Quase três meses depois da primeira reunião do Copom, os atritos entre Lula e Roberto Campos Neto, presidente da autoridade monetária, só fizeram piorar. Para Lula, estabilizar a taxa em um patamar tão elevado, em um momento tão crítico para a economia brasileira, é um descaso com a população. Ele chegou, inclusive, a questionar a legitimidade da autonomia do BC, afirmando que seria do interesse de empresários manter os juros altos. 

 

Aliados do presidente reforçaram suas críticas. O ministro da Fazenda, Fernando Haddad, acredita que “houve uma reação do Banco Central às atitudes do governo anterior no período eleitoral, que ensejou aumento da taxa de juros”. Já Simone Tebet, ministra do Planejamento e Orçamento, fez um apelo ao BC, pedindo por “um gesto positivo, a favor do Brasil” 

 

A taxa Selic 

A Selic, é a taxa básica de juros de economia, sendo um valor referencial para fixação de juros cobrados por instituições financeiras. A sigla remete ao Sistema Especial de Liquidação e Custódia. Seu sistema é uma plataforma do Banco Central, em que são realizadas as operações de compra e venda de títulos federais. A oferta dos títulos é como se o Estado estivesse pegando empréstimos com investidores (pessoas físicas, bancos ou empresas) para pagar suas dívidas.  

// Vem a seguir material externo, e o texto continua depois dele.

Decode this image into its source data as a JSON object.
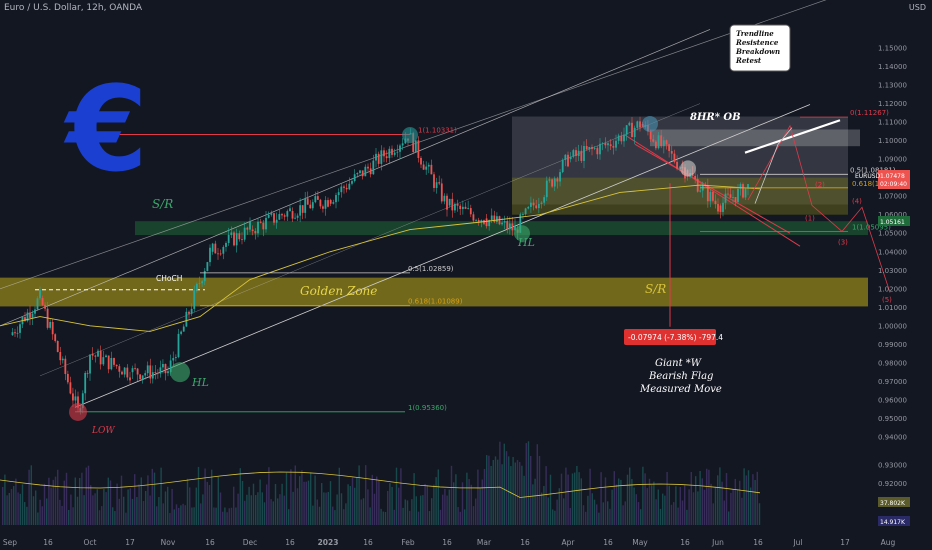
{
  "header": {
    "title": "Euro / U.S. Dollar, 12h, OANDA",
    "unit": "USD"
  },
  "colors": {
    "background": "#131722",
    "bull": "#26a69a",
    "bear": "#ef5350",
    "ema": "#d8c43a",
    "golden_zone": "#8a7d1a",
    "euro_symbol": "#1a3fd1"
  },
  "chart_data": {
    "type": "candlestick",
    "symbol": "EURUSD",
    "ylim": [
      0.935,
      1.16
    ],
    "yticks": [
      0.94,
      0.95,
      0.96,
      0.97,
      0.98,
      0.99,
      1.0,
      1.01,
      1.02,
      1.03,
      1.04,
      1.05,
      1.06,
      1.07,
      1.08,
      1.09,
      1.1,
      1.11,
      1.12,
      1.13,
      1.14,
      1.15
    ],
    "ytick_labels": [
      "0.94000",
      "0.95000",
      "0.96000",
      "0.97000",
      "0.98000",
      "0.99000",
      "1.00000",
      "1.01000",
      "1.02000",
      "1.03000",
      "1.04000",
      "1.05000",
      "1.06000",
      "1.07000",
      "1.08000",
      "1.09000",
      "1.10000",
      "1.11000",
      "1.12000",
      "1.13000",
      "1.14000",
      "1.15000"
    ],
    "xtick_labels": [
      "Sep",
      "16",
      "Oct",
      "17",
      "Nov",
      "16",
      "Dec",
      "16",
      "2023",
      "16",
      "Feb",
      "16",
      "Mar",
      "16",
      "Apr",
      "16",
      "May",
      "16",
      "Jun",
      "16",
      "Jul",
      "17",
      "Aug"
    ],
    "price_path": [
      {
        "t": "Sep",
        "v": 0.995
      },
      {
        "t": "Sep 16",
        "v": 1.015
      },
      {
        "t": "Sep 28",
        "v": 0.9536
      },
      {
        "t": "Oct",
        "v": 0.985
      },
      {
        "t": "Oct 17",
        "v": 0.975
      },
      {
        "t": "Nov",
        "v": 0.975
      },
      {
        "t": "Nov 16",
        "v": 1.04
      },
      {
        "t": "Dec",
        "v": 1.052
      },
      {
        "t": "Dec 16",
        "v": 1.062
      },
      {
        "t": "2023",
        "v": 1.068
      },
      {
        "t": "Jan 16",
        "v": 1.085
      },
      {
        "t": "Feb",
        "v": 1.1033
      },
      {
        "t": "Feb 16",
        "v": 1.065
      },
      {
        "t": "Mar",
        "v": 1.058
      },
      {
        "t": "Mar 16",
        "v": 1.052
      },
      {
        "t": "Apr",
        "v": 1.09
      },
      {
        "t": "Apr 16",
        "v": 1.098
      },
      {
        "t": "May",
        "v": 1.109
      },
      {
        "t": "May 16",
        "v": 1.084
      },
      {
        "t": "Jun",
        "v": 1.065
      },
      {
        "t": "Jun 10",
        "v": 1.0748
      }
    ],
    "price_label": "EURUSD",
    "price_values": [
      "1.07478",
      "02:09:40"
    ],
    "support_price": "1.05161",
    "fib_levels": [
      {
        "label": "0.5(1.02859)",
        "v": 1.02859
      },
      {
        "label": "0.618(1.01089)",
        "v": 1.01089
      },
      {
        "label": "1(0.95360)",
        "v": 0.9536
      },
      {
        "label": "1(1.10331)",
        "v": 1.10331
      },
      {
        "label": "0.5(1.08181)",
        "v": 1.08181
      },
      {
        "label": "0.618(1.07453)",
        "v": 1.07453
      },
      {
        "label": "1(1.05095)",
        "v": 1.05095
      },
      {
        "label": "0(1.11267)",
        "v": 1.11267
      }
    ],
    "annotations": {
      "sr_left": "S/R",
      "sr_right": "S/R",
      "chochs": "CHoCH",
      "golden_zone": "Golden Zone",
      "hl_left": "HL",
      "hl_mid": "HL",
      "low": "LOW",
      "ob": "8HR* OB",
      "callout": [
        "Trendline",
        "Resistence",
        "Breakdown",
        "Retest"
      ],
      "measure": "-0.07974 (-7.38%) -797.4",
      "pattern": [
        "Giant *W",
        "Bearish Flag",
        "Measured Move"
      ],
      "waves": [
        "(1)",
        "(2)",
        "(3)",
        "(4)",
        "(5)"
      ]
    },
    "indicators": {
      "volume_value": "14.917K",
      "oscillator_value": "37.802K"
    },
    "grid": false
  }
}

Na prática, a média dos juros cobrados do governo pelo dinheiro que foi emprestado é a taxa Selic. Para o Banco Central, ela é a principal ferramenta para o controle de inflação, e interfere diretamente no uso de crédito e na tomada de empréstimos. Quanto mais alto os juros, maior o custo para pegar dinheiro emprestado, assim, cria-se uma pressão para redução do consumo. 

 

 

 

Se ocorre uma diminuição de demanda pela aquisição de bens e serviços, a tendência é que a inflação caia ou entre em estagnação.  

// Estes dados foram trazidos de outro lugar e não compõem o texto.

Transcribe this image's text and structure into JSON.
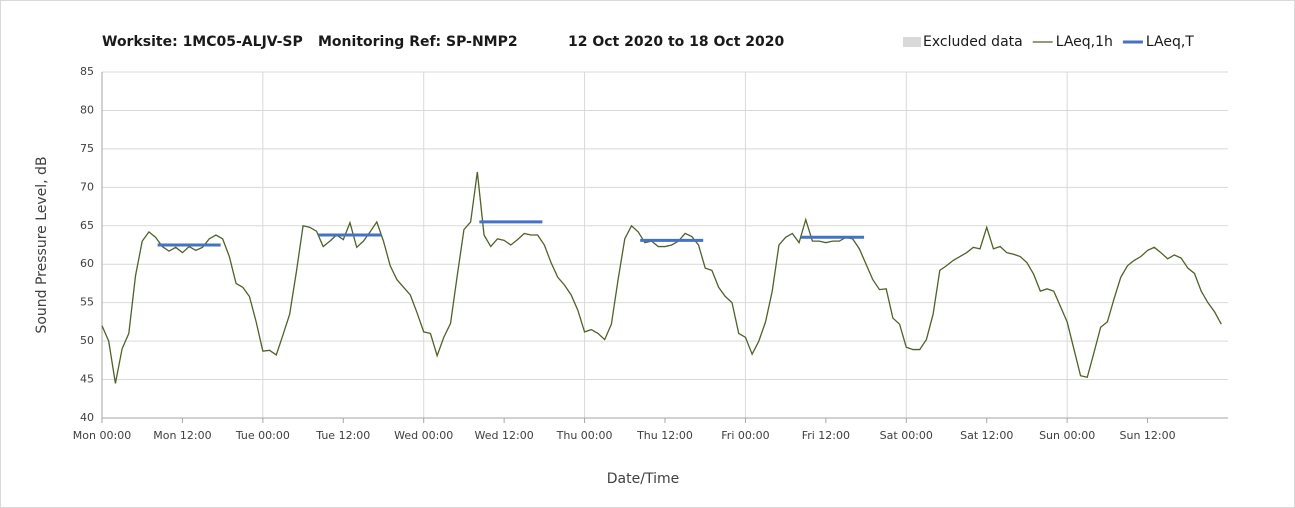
{
  "chart_data": {
    "type": "line",
    "title": [
      "Worksite: 1MC05-ALJV-SP",
      "Monitoring Ref: SP-NMP2",
      "12 Oct 2020 to 18 Oct 2020"
    ],
    "xlabel": "Date/Time",
    "ylabel": "Sound Pressure Level, dB",
    "xlim": [
      0,
      168
    ],
    "ylim": [
      40,
      85
    ],
    "yticks": [
      40,
      45,
      50,
      55,
      60,
      65,
      70,
      75,
      80,
      85
    ],
    "xticks": [
      {
        "value": 0,
        "label": "Mon 00:00"
      },
      {
        "value": 12,
        "label": "Mon 12:00"
      },
      {
        "value": 24,
        "label": "Tue 00:00"
      },
      {
        "value": 36,
        "label": "Tue 12:00"
      },
      {
        "value": 48,
        "label": "Wed 00:00"
      },
      {
        "value": 60,
        "label": "Wed 12:00"
      },
      {
        "value": 72,
        "label": "Thu 00:00"
      },
      {
        "value": 84,
        "label": "Thu 12:00"
      },
      {
        "value": 96,
        "label": "Fri 00:00"
      },
      {
        "value": 108,
        "label": "Fri 12:00"
      },
      {
        "value": 120,
        "label": "Sat 00:00"
      },
      {
        "value": 132,
        "label": "Sat 12:00"
      },
      {
        "value": 144,
        "label": "Sun 00:00"
      },
      {
        "value": 156,
        "label": "Sun 12:00"
      }
    ],
    "grid": true,
    "legend": "top-right",
    "excluded_legend": {
      "name": "Excluded data",
      "color": "#d9d9d9"
    },
    "series": [
      {
        "name": "LAeq,1h",
        "color": "#4f6228",
        "x": [
          0,
          1,
          2,
          3,
          4,
          5,
          6,
          7,
          8,
          9,
          10,
          11,
          12,
          13,
          14,
          15,
          16,
          17,
          18,
          19,
          20,
          21,
          22,
          23,
          24,
          25,
          26,
          27,
          28,
          29,
          30,
          31,
          32,
          33,
          34,
          35,
          36,
          37,
          38,
          39,
          40,
          41,
          42,
          43,
          44,
          45,
          46,
          47,
          48,
          49,
          50,
          51,
          52,
          53,
          54,
          55,
          56,
          57,
          58,
          59,
          60,
          61,
          62,
          63,
          64,
          65,
          66,
          67,
          68,
          69,
          70,
          71,
          72,
          73,
          74,
          75,
          76,
          77,
          78,
          79,
          80,
          81,
          82,
          83,
          84,
          85,
          86,
          87,
          88,
          89,
          90,
          91,
          92,
          93,
          94,
          95,
          96,
          97,
          98,
          99,
          100,
          101,
          102,
          103,
          104,
          105,
          106,
          107,
          108,
          109,
          110,
          111,
          112,
          113,
          114,
          115,
          116,
          117,
          118,
          119,
          120,
          121,
          122,
          123,
          124,
          125,
          126,
          127,
          128,
          129,
          130,
          131,
          132,
          133,
          134,
          135,
          136,
          137,
          138,
          139,
          140,
          141,
          142,
          143,
          144,
          145,
          146,
          147,
          148,
          149,
          150,
          151,
          152,
          153,
          154,
          155,
          156,
          157,
          158,
          159,
          160,
          161,
          162,
          163,
          164,
          165,
          166,
          167
        ],
        "values": [
          52,
          50,
          44.5,
          49,
          51,
          58.5,
          63,
          64.2,
          63.5,
          62.3,
          61.7,
          62.2,
          61.5,
          62.3,
          61.8,
          62.2,
          63.3,
          63.8,
          63.3,
          61,
          57.5,
          57,
          55.8,
          52.5,
          48.7,
          48.8,
          48.2,
          50.8,
          53.5,
          59,
          65,
          64.8,
          64.3,
          62.3,
          63,
          63.8,
          63.2,
          65.4,
          62.2,
          63,
          64.2,
          65.5,
          63,
          59.8,
          58,
          57,
          56,
          53.7,
          51.2,
          51,
          48.1,
          50.5,
          52.3,
          58.5,
          64.5,
          65.5,
          72,
          63.8,
          62.3,
          63.3,
          63.1,
          62.5,
          63.2,
          64,
          63.8,
          63.8,
          62.5,
          60.2,
          58.3,
          57.3,
          56,
          54,
          51.2,
          51.5,
          51,
          50.2,
          52.2,
          58,
          63.3,
          65,
          64.2,
          62.8,
          63,
          62.3,
          62.3,
          62.5,
          63,
          64,
          63.6,
          62.5,
          59.5,
          59.2,
          57,
          55.8,
          55,
          51,
          50.5,
          48.3,
          50,
          52.5,
          56.5,
          62.5,
          63.5,
          64,
          62.8,
          65.8,
          63,
          63,
          62.8,
          63,
          63,
          63.5,
          63.3,
          62,
          60,
          58,
          56.7,
          56.8,
          53,
          52.2,
          49.2,
          48.9,
          48.9,
          50.2,
          53.5,
          59.2,
          59.8,
          60.5,
          61,
          61.5,
          62.2,
          62,
          64.8,
          62,
          62.3,
          61.5,
          61.3,
          61,
          60.2,
          58.7,
          56.5,
          56.8,
          56.5,
          54.5,
          52.5,
          49,
          45.5,
          45.3,
          48.5,
          51.8,
          52.5,
          55.5,
          58.3,
          59.8,
          60.5,
          61,
          61.8,
          62.2,
          61.5,
          60.7,
          61.2,
          60.8,
          59.5,
          58.8,
          56.5,
          55,
          53.8,
          52.2
        ]
      },
      {
        "name": "LAeq,T",
        "color": "#4472c4",
        "x": [
          8.3,
          17.7,
          null,
          32.3,
          41.7,
          null,
          56.3,
          65.7,
          null,
          80.3,
          89.7,
          null,
          104.3,
          113.7
        ],
        "values": [
          62.5,
          62.5,
          null,
          63.8,
          63.8,
          null,
          65.5,
          65.5,
          null,
          63.1,
          63.1,
          null,
          63.5,
          63.5
        ]
      }
    ]
  }
}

Apesar do veredito do Copom, que decidiu manter a Selic em 13,75% pela quinta vez consecutiva, Lula declarou que continuará lutando para que não aconteça esse aumento. Ele classifica a taxa como absurda e afirma que o país não tem inflação de demanda, o que impactou no mercado de tal forma que a curva de juros e câmbio se modificou.   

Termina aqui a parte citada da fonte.